A few months back, I wrote a blog post where I interviewed a friend on the huge adjustment she went through when she got married. She ended up getting pregnant right away and decided to become a stay-at-home mom. That led to a long-term identity crisis that only got worse when the communication with her husband broke down as he started spending more time away from home building his own business. A couple of hours after I published the post, I received a text from a close friend of mine that blew my mind. She wrote, “I feel like I went from being an obedient child in my mother’s house to being obedient to my husband.” Those words have been echoing in my mind ever since. See, my circle of friends is mostly composed of women who are very similar: we always strived to be obedient to our parents.
In Haitian culture, as in most Caribbean cultures, obedience to your parents brings your family honor.

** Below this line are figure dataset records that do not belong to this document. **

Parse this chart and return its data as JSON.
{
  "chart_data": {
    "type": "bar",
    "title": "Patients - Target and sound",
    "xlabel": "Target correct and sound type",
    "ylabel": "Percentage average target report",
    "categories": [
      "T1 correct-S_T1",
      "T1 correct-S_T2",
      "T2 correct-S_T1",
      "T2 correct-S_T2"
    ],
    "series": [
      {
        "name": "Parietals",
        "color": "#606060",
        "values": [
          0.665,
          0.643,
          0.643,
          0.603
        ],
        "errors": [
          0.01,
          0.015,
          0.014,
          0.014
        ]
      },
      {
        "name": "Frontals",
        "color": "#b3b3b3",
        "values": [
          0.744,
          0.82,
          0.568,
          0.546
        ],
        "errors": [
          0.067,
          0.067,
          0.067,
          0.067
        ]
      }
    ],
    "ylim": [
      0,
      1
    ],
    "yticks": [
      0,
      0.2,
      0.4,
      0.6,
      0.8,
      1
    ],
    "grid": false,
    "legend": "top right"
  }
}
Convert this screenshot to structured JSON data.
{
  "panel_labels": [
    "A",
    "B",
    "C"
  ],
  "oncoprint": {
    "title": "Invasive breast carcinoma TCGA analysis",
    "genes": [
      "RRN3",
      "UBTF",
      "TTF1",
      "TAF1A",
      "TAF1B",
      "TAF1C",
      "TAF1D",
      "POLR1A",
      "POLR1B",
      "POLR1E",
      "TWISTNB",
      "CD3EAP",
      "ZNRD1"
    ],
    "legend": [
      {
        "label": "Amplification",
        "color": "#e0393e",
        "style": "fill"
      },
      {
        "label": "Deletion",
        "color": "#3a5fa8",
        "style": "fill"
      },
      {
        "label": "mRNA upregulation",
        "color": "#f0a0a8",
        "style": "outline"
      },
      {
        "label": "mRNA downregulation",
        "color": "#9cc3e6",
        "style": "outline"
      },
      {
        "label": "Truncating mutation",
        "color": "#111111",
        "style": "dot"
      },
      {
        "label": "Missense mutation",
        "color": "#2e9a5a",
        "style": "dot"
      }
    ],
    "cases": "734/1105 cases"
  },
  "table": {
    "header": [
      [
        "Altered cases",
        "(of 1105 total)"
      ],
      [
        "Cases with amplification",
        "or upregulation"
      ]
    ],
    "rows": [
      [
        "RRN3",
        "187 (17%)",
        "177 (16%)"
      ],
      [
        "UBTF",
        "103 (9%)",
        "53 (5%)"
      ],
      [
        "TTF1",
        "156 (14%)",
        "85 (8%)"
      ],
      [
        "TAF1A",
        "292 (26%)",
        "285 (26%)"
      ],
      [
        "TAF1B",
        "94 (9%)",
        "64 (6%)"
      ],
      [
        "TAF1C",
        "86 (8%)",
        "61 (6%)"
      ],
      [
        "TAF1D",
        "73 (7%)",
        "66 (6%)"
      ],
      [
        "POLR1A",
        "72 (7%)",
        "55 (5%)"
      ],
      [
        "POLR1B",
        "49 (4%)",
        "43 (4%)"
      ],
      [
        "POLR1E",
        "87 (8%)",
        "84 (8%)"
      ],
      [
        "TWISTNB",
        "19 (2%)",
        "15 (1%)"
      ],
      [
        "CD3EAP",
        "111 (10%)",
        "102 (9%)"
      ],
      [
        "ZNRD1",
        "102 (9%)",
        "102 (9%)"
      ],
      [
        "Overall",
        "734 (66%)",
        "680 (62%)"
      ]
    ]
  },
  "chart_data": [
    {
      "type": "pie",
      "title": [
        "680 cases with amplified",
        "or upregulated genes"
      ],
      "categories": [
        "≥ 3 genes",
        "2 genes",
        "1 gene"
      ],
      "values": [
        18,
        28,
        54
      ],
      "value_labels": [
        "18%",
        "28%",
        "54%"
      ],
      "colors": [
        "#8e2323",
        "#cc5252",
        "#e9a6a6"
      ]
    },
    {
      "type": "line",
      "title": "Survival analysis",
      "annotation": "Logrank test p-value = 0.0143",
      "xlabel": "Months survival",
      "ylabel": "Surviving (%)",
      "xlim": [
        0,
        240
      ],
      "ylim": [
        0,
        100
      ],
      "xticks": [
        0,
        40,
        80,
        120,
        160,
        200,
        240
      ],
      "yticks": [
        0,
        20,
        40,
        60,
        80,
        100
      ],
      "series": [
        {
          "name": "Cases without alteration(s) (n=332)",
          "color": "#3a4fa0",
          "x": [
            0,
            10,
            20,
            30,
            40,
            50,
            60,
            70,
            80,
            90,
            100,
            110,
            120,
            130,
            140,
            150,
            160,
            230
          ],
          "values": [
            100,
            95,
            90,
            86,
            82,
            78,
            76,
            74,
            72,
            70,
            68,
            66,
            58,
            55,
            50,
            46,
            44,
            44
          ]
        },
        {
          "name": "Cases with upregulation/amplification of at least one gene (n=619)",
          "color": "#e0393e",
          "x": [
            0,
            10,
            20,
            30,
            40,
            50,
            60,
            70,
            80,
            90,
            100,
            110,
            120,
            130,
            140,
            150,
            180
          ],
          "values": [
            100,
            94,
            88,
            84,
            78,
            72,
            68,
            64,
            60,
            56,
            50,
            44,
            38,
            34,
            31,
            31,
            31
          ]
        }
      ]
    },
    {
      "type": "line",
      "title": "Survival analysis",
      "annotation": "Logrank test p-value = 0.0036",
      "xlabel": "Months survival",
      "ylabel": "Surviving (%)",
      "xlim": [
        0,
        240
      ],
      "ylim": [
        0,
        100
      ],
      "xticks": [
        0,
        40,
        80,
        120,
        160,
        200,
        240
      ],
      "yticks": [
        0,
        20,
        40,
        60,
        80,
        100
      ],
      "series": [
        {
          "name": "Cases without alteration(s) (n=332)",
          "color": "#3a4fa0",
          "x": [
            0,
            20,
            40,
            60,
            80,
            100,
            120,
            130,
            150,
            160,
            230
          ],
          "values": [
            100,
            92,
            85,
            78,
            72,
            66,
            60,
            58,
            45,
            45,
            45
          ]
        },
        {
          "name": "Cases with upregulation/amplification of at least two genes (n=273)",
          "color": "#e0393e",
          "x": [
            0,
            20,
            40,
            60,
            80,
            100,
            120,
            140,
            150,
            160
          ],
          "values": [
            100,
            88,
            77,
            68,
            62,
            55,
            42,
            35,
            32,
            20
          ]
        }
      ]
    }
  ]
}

When a family has kids that submit to the will of the parents, it’s a source of pride. Kids that publicly rebel bring shame. Like, they literally aren’t discussed, their names seem to be forgotten, and their very existence is ignored. This is only made worse in the context of church culture. Growing up, I focused so much on not messing up. In my mind, if I messed up, if I made a bad decision, it wouldn’t just bring shame to my parents, but also to God and His reputation in the world. I became so afraid of messing up that I ended up being afraid to live. Even now, I’m a super indecisive person because I’m haunted by a fear of messing up. In my mind, if I mess up, the entire trajectory of the rest of my life is irreversibly messed up as well.
When I got married to my husband, and especially when I had our kids, it seemed like my entire identity hinged on being a wife and mom. It became overwhelming to the point where I felt suffocated emotionally. Who was I really? What did I REALLY want out of life? I knew what the “right” answers to those questions were as a Christian: be a supportive wife, mold my kids characters’ and make sure that they grew up to be people of high moral fiber that would be lights in the world. At one time I was passionate about those things, but now saying them out loud felt flat and false.
I realized that I didn’t really know myself because I hadn’t taken a whole lot of risks in my life. I had rebelled against my parents’ wishes when I started dating my husband at 21. That decision had given me the courage to pursue teaching instead of medicine as a career. But for ten years after that, I retreated back into my shell and my husband and marriage became the place where I hid from the world. My husband and kids became my excuse for living an existence where I kept my God-given gifts and personality hidden because of fear.
Thank God I have a perceptive husband; he encourages me to push my boundaries and figure things out, but for a long time, I had resentment because he already knew his purpose and pursuing what he feels is his mission. I wanted the same thing but didn’t know how to go about finding it out. It brought a lot of tension to our relationship because I begrudged the time he spent away from me and the kids trying to pursue his dreams.
I still don’t have concrete answers, but I keep repeating this quote to myself: nothing will change if nothing changes.” So now I’m trying to do things like speak up when I would usually keep silent, go out when I would usually stay home, and basically do the opposite of what I feel like doing. I’ve been going off feeling for most of my life, and I’m not satisfied, so I figured doing the opposite of what I usually do is a good start.
I know a lot of people are thinking, “But where’s your relationship with God in all of this?” I know I’ll get comments about how a relationship with God gives you a sense of purpose and mission in life. But can I be real? Religion can be a great place to hide from God too. It’s easy to get caught up in displaying a certain persona in the attempt to please God. That comes from a place of relating to God as an authoritarian parent who will hit me on the knuckles when you break a rule, not a loving Father who wants the best for me. So I’m determined to relate to God as a daughter relates to a Father who will lovingly correct my path if I start to stray, and give me healing in the places where I’m broken. And I’m certain that in the process, I’ll become a better wife and mom because I’ll be a more confident, happy person.